Results: - 200+ invoices/day processed automatically - 98.5% accuracy (validated against manual processing) - 85% reduction in manual work - Accountant handles only edge cases and exceptions
Customer support triage¶
Before: Support team manually reads tickets, classifies, assigns. 30% of time goes to routing, not solving.
After: Agent analyzes incoming ticket (text + metadata), classifies (category, severity, product), enriches with context (customer history, knowledge base), routes to correct team. Solves simple queries autonomously.
Results: - 95% classification accuracy (vs. 87% manual) - 65% of tickets resolved without human intervention - MTTR (mean time to resolve) -40%
Data enrichment pipeline¶
Before: Sales team manually researches companies — web, registries, LinkedIn. 2 hours per lead.
After: Agent receives company name, automatically downloads data from public registries (ARES, OR), analyzes website, extracts key information (size, industry, technologies), enriches CRM record.
Results: - 5 minutes per lead (vs. 2 hours) - More consistent data (standardized format) - Salespeople focus on relationships, not research
Security and control¶
Permission boundary¶
Each agent has explicitly defined scope of permissions:
| Action | Permission | Condition |
|---|---|---|
| CRM read | ✅ Allowed | — |
| CRM write | ⚠️ With approval | Value > 100K CZK |
| ERP read | ✅ Allowed | Read-only |
| ERP write | ⚠️ With approval | Always |
| Customer email | ⚠️ With approval | Always |
| Internal notification | ✅ Allowed | — |
| Data deletion | ❌ Forbidden | Never |
Kill-switch¶
Immediate agent shutdown — implemented at three levels: 1. Per-task — stops specific running task 2. Per-agent — stops all tasks of one agent 3. Global — stops all agents (emergency stop)
Audit trail¶
Every agent action is logged: - Timestamp, agent ID, task ID - Input (what agent received) - Reasoning (why it decided this way) - Tool call (what it called, with what parameters) - Output (what it got back) - Duration, cost (tokens, API calls)
Audit trail is immutable, archived 12+ months, available for compliance audit.
Technology¶
Orchestration framework¶
- LangGraph — for complex, stateful workflows with conditions and loops
- Custom DAG engine — for high-performance, deterministic workflows
- Event-driven architecture — for reactive, real-time processing
Deployment¶
- Kubernetes — containerized agents with autoscaling
- Serverless — for event-driven, low-frequency workflows
- Queue-based — RabbitMQ/Kafka for high-throughput scenarios
Monitoring¶
- Distributed tracing — we track every workflow step end-to-end
- Metrics — success rate, latency, cost per task
- Alerting — automatic alerts on anomalies, failures, degradation
Časté otázky
A chatbot answers questions.

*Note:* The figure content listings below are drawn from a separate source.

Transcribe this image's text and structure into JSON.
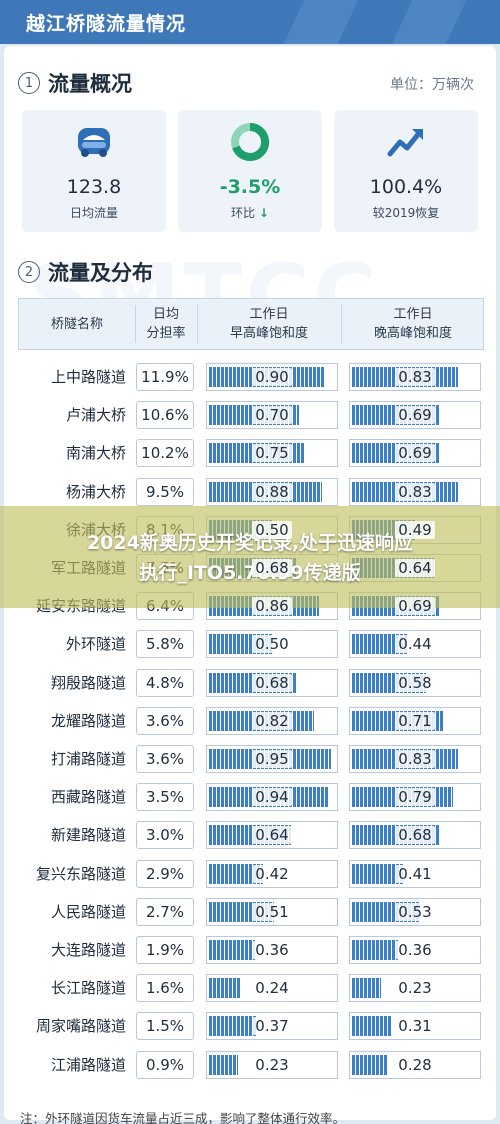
{
  "header": {
    "title": "越江桥隧流量情况"
  },
  "overview": {
    "number": "1",
    "title": "流量概况",
    "unit": "单位：万辆次",
    "kpis": [
      {
        "icon": "car-icon",
        "value": "123.8",
        "label": "日均流量"
      },
      {
        "icon": "ring-chart-icon",
        "value": "-3.5%",
        "label": "环比",
        "arrow": "↓"
      },
      {
        "icon": "trend-up-icon",
        "value": "100.4%",
        "label": "较2019恢复"
      }
    ]
  },
  "distribution": {
    "number": "2",
    "title": "流量及分布",
    "headers": {
      "name": "桥隧名称",
      "share_line1": "日均",
      "share_line2": "分担率",
      "am_line1": "工作日",
      "am_line2": "早高峰饱和度",
      "pm_line1": "工作日",
      "pm_line2": "晚高峰饱和度"
    }
  },
  "chart_data": {
    "type": "table",
    "columns": [
      "桥隧名称",
      "日均分担率",
      "工作日早高峰饱和度",
      "工作日晚高峰饱和度"
    ],
    "rows": [
      {
        "name": "上中路隧道",
        "share": "11.9%",
        "am": 0.9,
        "pm": 0.83
      },
      {
        "name": "卢浦大桥",
        "share": "10.6%",
        "am": 0.7,
        "pm": 0.69
      },
      {
        "name": "南浦大桥",
        "share": "10.2%",
        "am": 0.75,
        "pm": 0.69
      },
      {
        "name": "杨浦大桥",
        "share": "9.5%",
        "am": 0.88,
        "pm": 0.83
      },
      {
        "name": "徐浦大桥",
        "share": "8.1%",
        "am": 0.5,
        "pm": 0.49
      },
      {
        "name": "军工路隧道",
        "share": "7.5%",
        "am": 0.68,
        "pm": 0.64
      },
      {
        "name": "延安东路隧道",
        "share": "6.4%",
        "am": 0.86,
        "pm": 0.69
      },
      {
        "name": "外环隧道",
        "share": "5.8%",
        "am": 0.5,
        "pm": 0.44
      },
      {
        "name": "翔殷路隧道",
        "share": "4.8%",
        "am": 0.68,
        "pm": 0.58
      },
      {
        "name": "龙耀路隧道",
        "share": "3.6%",
        "am": 0.82,
        "pm": 0.71
      },
      {
        "name": "打浦路隧道",
        "share": "3.6%",
        "am": 0.95,
        "pm": 0.83
      },
      {
        "name": "西藏路隧道",
        "share": "3.5%",
        "am": 0.94,
        "pm": 0.79
      },
      {
        "name": "新建路隧道",
        "share": "3.0%",
        "am": 0.64,
        "pm": 0.68
      },
      {
        "name": "复兴东路隧道",
        "share": "2.9%",
        "am": 0.42,
        "pm": 0.41
      },
      {
        "name": "人民路隧道",
        "share": "2.7%",
        "am": 0.51,
        "pm": 0.53
      },
      {
        "name": "大连路隧道",
        "share": "1.9%",
        "am": 0.36,
        "pm": 0.36
      },
      {
        "name": "长江路隧道",
        "share": "1.6%",
        "am": 0.24,
        "pm": 0.23
      },
      {
        "name": "周家嘴路隧道",
        "share": "1.5%",
        "am": 0.37,
        "pm": 0.31
      },
      {
        "name": "江浦路隧道",
        "share": "0.9%",
        "am": 0.23,
        "pm": 0.28
      }
    ]
  },
  "watermark": "SMTCC",
  "overlay": {
    "line1": "2024新奥历史开奖记录,处于迅速响应",
    "line2": "执行_ITO5.76.99传递版"
  },
  "note": "注：外环隧道因货车流量占近三成，影响了整体通行效率。",
  "colors": {
    "banner": "#3f78b8",
    "bar": "#3b7fcb",
    "positive": "#1e9e6a"
  }
}
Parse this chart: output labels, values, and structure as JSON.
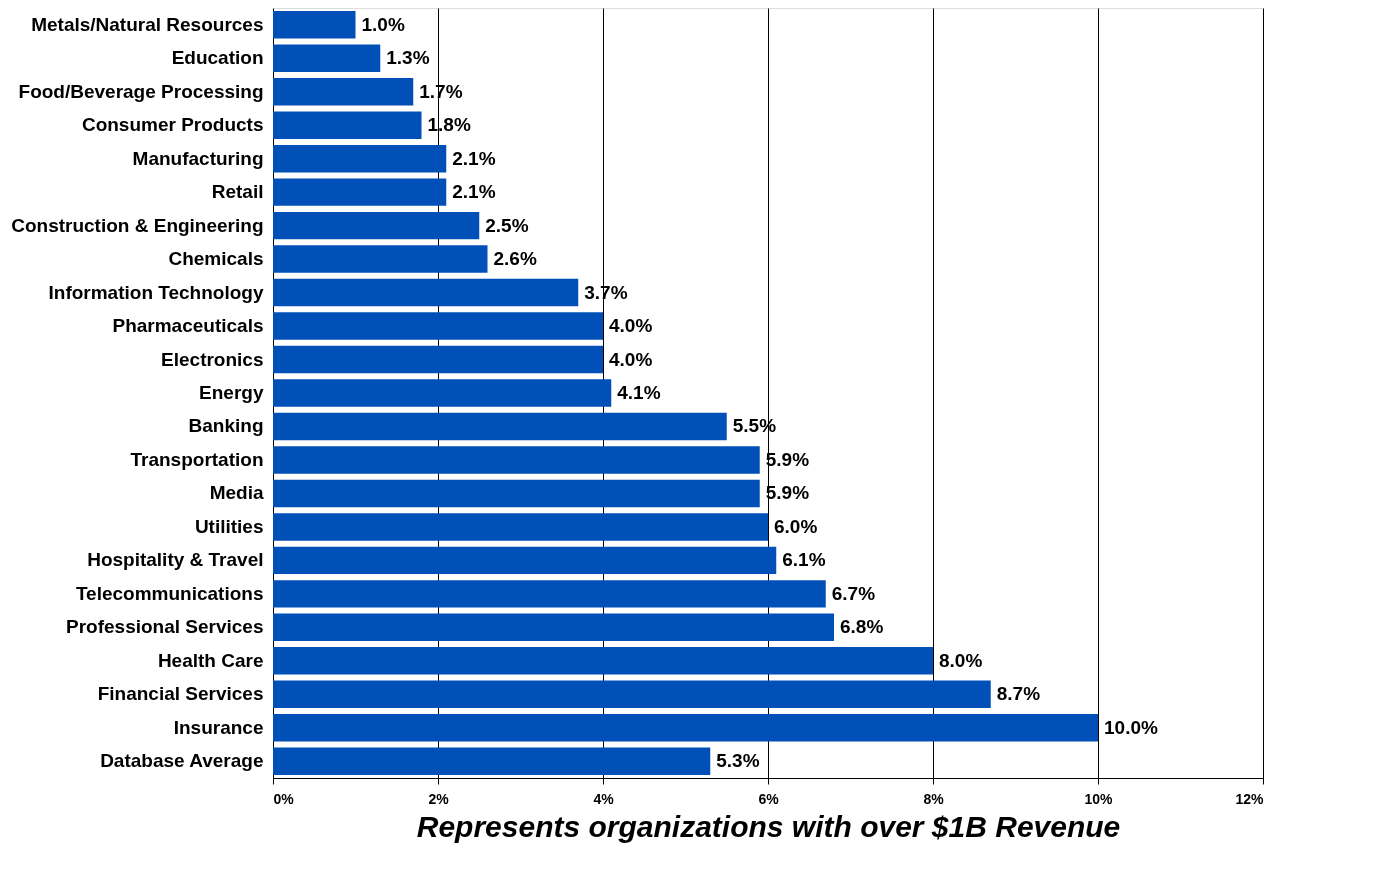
{
  "chart_data": {
    "type": "bar",
    "orientation": "horizontal",
    "xlabel": "Represents organizations with over $1B Revenue",
    "categories": [
      "Metals/Natural Resources",
      "Education",
      "Food/Beverage Processing",
      "Consumer Products",
      "Manufacturing",
      "Retail",
      "Construction & Engineering",
      "Chemicals",
      "Information Technology",
      "Pharmaceuticals",
      "Electronics",
      "Energy",
      "Banking",
      "Transportation",
      "Media",
      "Utilities",
      "Hospitality & Travel",
      "Telecommunications",
      "Professional Services",
      "Health Care",
      "Financial Services",
      "Insurance",
      "Database Average"
    ],
    "values": [
      1.0,
      1.3,
      1.7,
      1.8,
      2.1,
      2.1,
      2.5,
      2.6,
      3.7,
      4.0,
      4.0,
      4.1,
      5.5,
      5.9,
      5.9,
      6.0,
      6.1,
      6.7,
      6.8,
      8.0,
      8.7,
      10.0,
      5.3
    ],
    "value_labels": [
      "1.0%",
      "1.3%",
      "1.7%",
      "1.8%",
      "2.1%",
      "2.1%",
      "2.5%",
      "2.6%",
      "3.7%",
      "4.0%",
      "4.0%",
      "4.1%",
      "5.5%",
      "5.9%",
      "5.9%",
      "6.0%",
      "6.1%",
      "6.7%",
      "6.8%",
      "8.0%",
      "8.7%",
      "10.0%",
      "5.3%"
    ],
    "color": "#0050b8",
    "xlim": [
      0,
      12
    ],
    "xticks": [
      {
        "value": 0,
        "label": "0%"
      },
      {
        "value": 2,
        "label": "2%"
      },
      {
        "value": 4,
        "label": "4%"
      },
      {
        "value": 6,
        "label": "6%"
      },
      {
        "value": 8,
        "label": "8%"
      },
      {
        "value": 10,
        "label": "10%"
      },
      {
        "value": 12,
        "label": "12%"
      }
    ],
    "grid": "x"
  }
}
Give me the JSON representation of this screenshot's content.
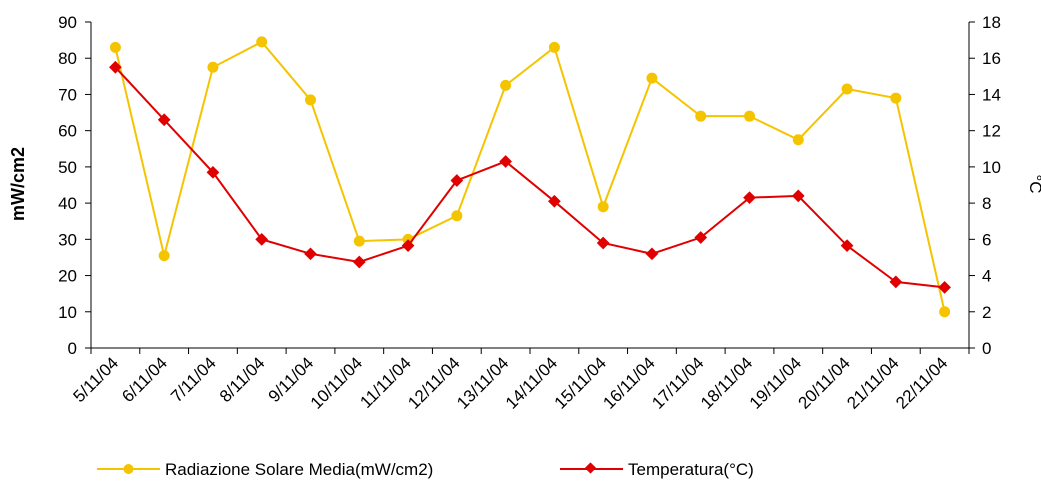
{
  "chart_data": {
    "type": "line",
    "categories": [
      "5/11/04",
      "6/11/04",
      "7/11/04",
      "8/11/04",
      "9/11/04",
      "10/11/04",
      "11/11/04",
      "12/11/04",
      "13/11/04",
      "14/11/04",
      "15/11/04",
      "16/11/04",
      "17/11/04",
      "18/11/04",
      "19/11/04",
      "20/11/04",
      "21/11/04",
      "22/11/04"
    ],
    "ylabel": "mW/cm2",
    "y2label": "°C",
    "ylim": [
      0,
      90
    ],
    "yticks": [
      0,
      10,
      20,
      30,
      40,
      50,
      60,
      70,
      80,
      90
    ],
    "y2lim": [
      0,
      18
    ],
    "y2ticks": [
      0,
      2,
      4,
      6,
      8,
      10,
      12,
      14,
      16,
      18
    ],
    "grid": false,
    "legend_position": "bottom",
    "series": [
      {
        "name": "Radiazione Solare Media(mW/cm2)",
        "axis": "left",
        "color": "#f5c400",
        "marker": "circle",
        "values": [
          83,
          25.5,
          77.5,
          84.5,
          68.5,
          29.5,
          30,
          36.5,
          72.5,
          83,
          39,
          74.5,
          64,
          64,
          57.5,
          71.5,
          69,
          10
        ]
      },
      {
        "name": "Temperatura(°C)",
        "axis": "right",
        "color": "#e00000",
        "marker": "diamond",
        "values": [
          15.5,
          12.6,
          9.7,
          6.0,
          5.2,
          4.75,
          5.65,
          9.25,
          10.3,
          8.1,
          5.8,
          5.2,
          6.1,
          8.3,
          8.4,
          5.65,
          3.65,
          3.35
        ]
      }
    ]
  }
}
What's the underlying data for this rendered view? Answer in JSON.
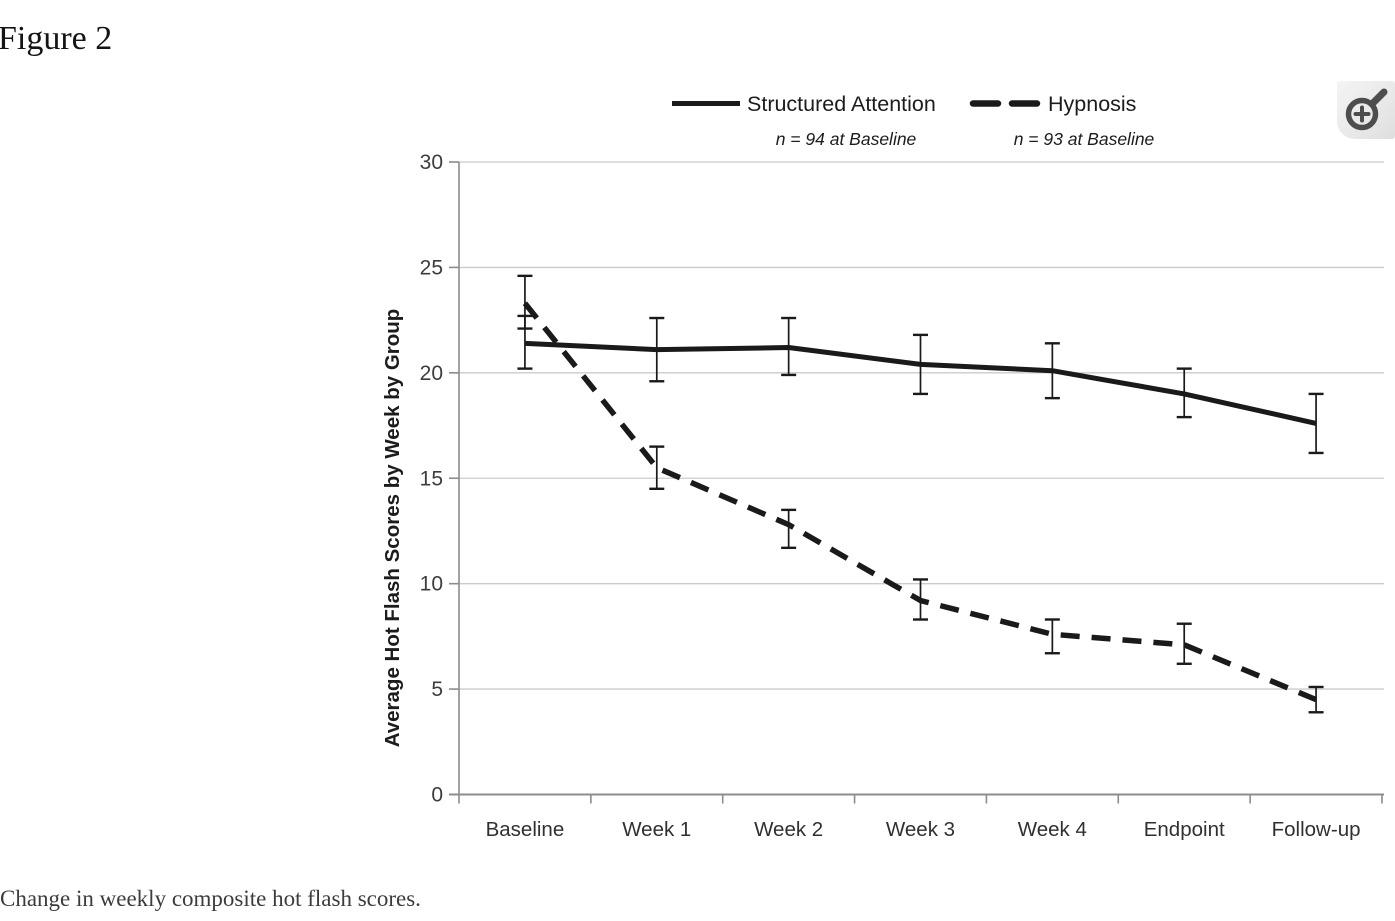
{
  "figure": {
    "title": "Figure 2",
    "caption": "Change in weekly composite hot flash scores."
  },
  "zoom_button": {
    "icon": "magnifier-plus-icon",
    "action_label": "Zoom in on figure"
  },
  "chart_data": {
    "type": "line",
    "title": "",
    "xlabel": "",
    "ylabel": "Average Hot Flash Scores by Week by Group",
    "ylim": [
      0,
      30
    ],
    "yticks": [
      0,
      5,
      10,
      15,
      20,
      25,
      30
    ],
    "grid": "horizontal",
    "legend_position": "top",
    "categories": [
      "Baseline",
      "Week 1",
      "Week 2",
      "Week 3",
      "Week 4",
      "Endpoint",
      "Follow-up"
    ],
    "series": [
      {
        "name": "Structured Attention",
        "subtitle": "n = 94 at Baseline",
        "line_style": "solid",
        "color": "#1a1a1a",
        "values": [
          21.4,
          21.1,
          21.2,
          20.4,
          20.1,
          19.0,
          17.6
        ],
        "error_low": [
          20.2,
          19.6,
          19.9,
          19.0,
          18.8,
          17.9,
          16.2
        ],
        "error_high": [
          22.7,
          22.6,
          22.6,
          21.8,
          21.4,
          20.2,
          19.0
        ]
      },
      {
        "name": "Hypnosis",
        "subtitle": "n = 93 at Baseline",
        "line_style": "dashed",
        "color": "#1a1a1a",
        "values": [
          23.3,
          15.5,
          12.8,
          9.2,
          7.6,
          7.1,
          4.5
        ],
        "error_low": [
          22.1,
          14.5,
          11.7,
          8.3,
          6.7,
          6.2,
          3.9
        ],
        "error_high": [
          24.6,
          16.5,
          13.5,
          10.2,
          8.3,
          8.1,
          5.1
        ]
      }
    ],
    "colors": {
      "grid": "#cbcbcb",
      "axis": "#8c8c8c",
      "series": "#1a1a1a",
      "tick_text": "#3d3d3d",
      "label_text": "#303030"
    }
  }
}
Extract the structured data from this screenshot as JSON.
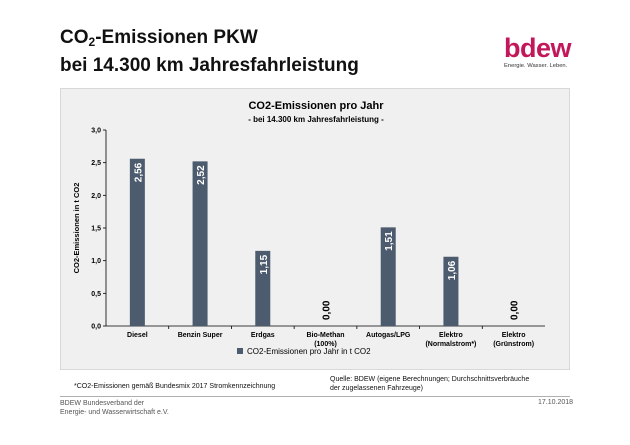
{
  "slide": {
    "title_prefix": "CO",
    "title_subscript": "2",
    "title_suffix": "-Emissionen PKW",
    "title_line2": "bei 14.300 km Jahresfahrleistung"
  },
  "logo": {
    "wordmark": "bdew",
    "tagline": "Energie. Wasser. Leben."
  },
  "footnote": "*CO2-Emissionen gemäß Bundesmix 2017 Stromkennzeichnung",
  "source": {
    "line1": "Quelle: BDEW (eigene Berechnungen; Durchschnittsverbräuche",
    "line2": " der zugelassenen Fahrzeuge)"
  },
  "footer": {
    "org_line1": "BDEW Bundesverband der",
    "org_line2": "Energie- und Wasserwirtschaft e.V.",
    "date": "17.10.2018"
  },
  "colors": {
    "bar": "#4d5b6e",
    "plot_background": "#f0f0f0",
    "accent": "#c2185b"
  },
  "chart_data": {
    "type": "bar",
    "title": "CO2-Emissionen pro Jahr",
    "subtitle": "- bei 14.300 km Jahresfahrleistung -",
    "xlabel": "",
    "ylabel": "CO2-Emissionen in t CO2",
    "ylim": [
      0,
      3
    ],
    "yticks": [
      "0,0",
      "0,5",
      "1,0",
      "1,5",
      "2,0",
      "2,5",
      "3,0"
    ],
    "grid": false,
    "legend_position": "bottom",
    "categories": [
      [
        "Diesel"
      ],
      [
        "Benzin Super"
      ],
      [
        "Erdgas"
      ],
      [
        "Bio-Methan",
        "(100%)"
      ],
      [
        "Autogas/LPG"
      ],
      [
        "Elektro",
        "(Normalstrom*)"
      ],
      [
        "Elektro",
        "(Grünstrom)"
      ]
    ],
    "series": [
      {
        "name": "CO2-Emissionen pro Jahr in t CO2",
        "values": [
          2.56,
          2.52,
          1.15,
          0.0,
          1.51,
          1.06,
          0.0
        ],
        "labels": [
          "2,56",
          "2,52",
          "1,15",
          "0,00",
          "1,51",
          "1,06",
          "0,00"
        ]
      }
    ]
  }
}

An agent acts — calls APIs, reads and writes to systems, decides on next steps, escalates. A chatbot is reactive, an agent is proactive with a defined mandate.
Every agent has a permission boundary — an explicit list of allowed actions. Critical actions (write, delete, payment) require human approval. Kill-switch stops the agent immediately. Audit trail logs every step.
Typically 4-8 steps for standard workflows. Complex scenarios (multi-system orchestration) can have 15-20 steps. The key is that each step is atomic, logged and revertible.
Yes, we recommend an incremental approach. Shadow mode (agent runs in parallel but doesn't act), pilot (10% of cases), full rollout. At each stage we measure and compare with human performance.